El cambio climático, la tensión con Irán y la crisis en Venezuela fueron algunas de las discusiones clave en esta edición de la Asamblea General de la ONU, que sin embargo quedó marcada por la apertura del juicio político contra el presidente estadounidense, Donald Trump.

NACIONES UNIDAS.- El cambio climático, la tensión con Irán y la crisis en Venezuela fueron algunas de las discusiones clave en esta edición de la Asamblea General de la ONU, que sin embargo quedó marcada por la apertura del juicio político contra el presidente estadounidense, Donald Trump.

Naciones Unidas cerró este lunes una semana de reuniones de alto nivel, que llevaron a Nueva York a una buena parte de los líderes internacionales con el fin de defender sus respectivas visiones del mundo.

Pese a ello, la atención se la terminó por llevar un asunto interno del país anfitrión: el primer paso de un proceso de "impeachment" contra Trump.

El mismo día en el que arrancaba oficialmente la Asamblea General, el pasado 24 de septiembre, el Partido Demócrata de EE.UU. anunció su intención de someter al presidente a un juicio político tras descubrirse que había pedido como "favor" a Ucrania que investigara al exvicepresidente.

UN TRUMP A LA DEFENSIVA

Con Trump en Nueva York para hablar ante la ONU, el escándalo oscureció inmediatamente muchos de los grandes asuntos de la cita y pareció pesar en todo momento sobre el presidente EE.UU.

En un apagado discurso ante la Asamblea General, el magnate neoyorquino reiteró sus tesis nacionalistas sin ofrecer grandes novedades y sin conseguir el impacto de años anteriores.

Los ataques al "globalismo", a Irán o a Venezuela centraron buena parte de la intervención de Trump y de los actos paralelos en los que participó, pero la sombra del "impeachment" le mantuvo principalmente a la defensiva.

Sus respuestas más combativas llegaron, cómo no, a través de Twitter, donde denunció una "caza de brujas" en su contra y acusó a los demócratas de arruinar un día tan importante como el de su discurso ante Naciones Unidas.

Trump cerró su paso por Nueva York con una multitudinaria conferencia de prensa en la que se defendió negando haber presionado al presidente ucraniano, Vladímir Zelenski, sobre Biden y su hijo, que trabajó en Ucrania, y prometiendo "transparencia".

SIN FOTO Y MÁS ALEJADOS

El presidente estadounidense había llegado a la gran cita anual de la ONU con ganas de lograr otra foto histórica, como la que se hizo con el líder norcoreano, Kim Jong-un, en este caso con el iraní, Hasan Rohaní.

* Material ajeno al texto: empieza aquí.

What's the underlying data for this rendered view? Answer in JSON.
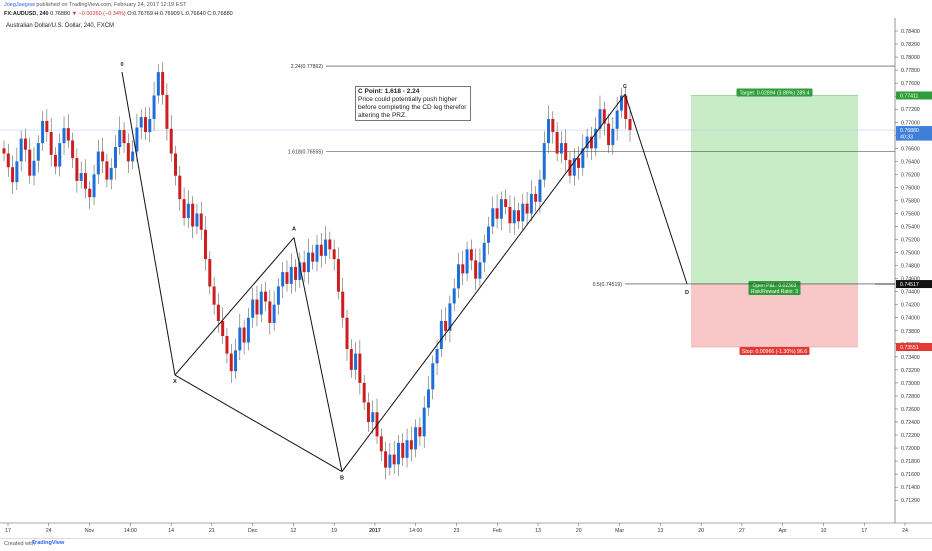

Sin embargo, los ataques de este mes contra refinerías saudíes, de los que EE.UU. y sus aliados culpan a Irán, echaron por tierra cualquier posibilidad.

Al final, Rohaní y Trump se fueron de Nueva York aparentemente más lejos de un acercamiento, con Trump llamando al mundo a incrementar la presión sobre Teherán y con su homólogo rechazando cualquier discusión con Washington mientras continúen las sanciones.

MÁS PRESIÓN A MADURO

La otra crisis que centró gran parte de la atención fue la venezolana, con EE.UU. y buena parte de Latinoamérica buscando complicar las cosas un poco más al Gobierno de Nicolás Maduro.

En los márgenes de la Asamblea General, varios países invocaron el Tratado Interamericano de Asistencia Recíproca (TIAR) una especie de OTAN americana, para imponer sanciones a dirigentes chavistas, mientras que Washington anunció nuevos castigos unilaterales.

Los países europeos, que pueden ser clave a la hora de decantar la balanza en Venezuela, insistieron una vez más en la negociación, pero se mostraron muy escépticos con la mesa de diálogo creada por el Gobierno y parte de la oposición, lo que no son buenas noticias para Maduro, que conserva intacto el apoyo de países como Rusia, China o Cuba.

UN GRITO POR EL CLIMA

El problema del cambio climático fue, con notables excepciones, el asunto que más unió a los líderes mundiales, que prometieron nuevas medidas para combatirlo, aunque sin demasiada concreción.

La Cumbre del Clima con la que la ONU abrió su semana grande fue más una suerte de señal de alarma para acelerar la toma de decisiones ante una amenaza existencial para el planeta.

Y si alguien personalizó ese grito fue la joven sueca Greta Thunberg, que abroncó a los jefes de Estado y de Gobierno en un discurso viral y que, probablemente, será el más recordado de esta edición de la Asamblea General.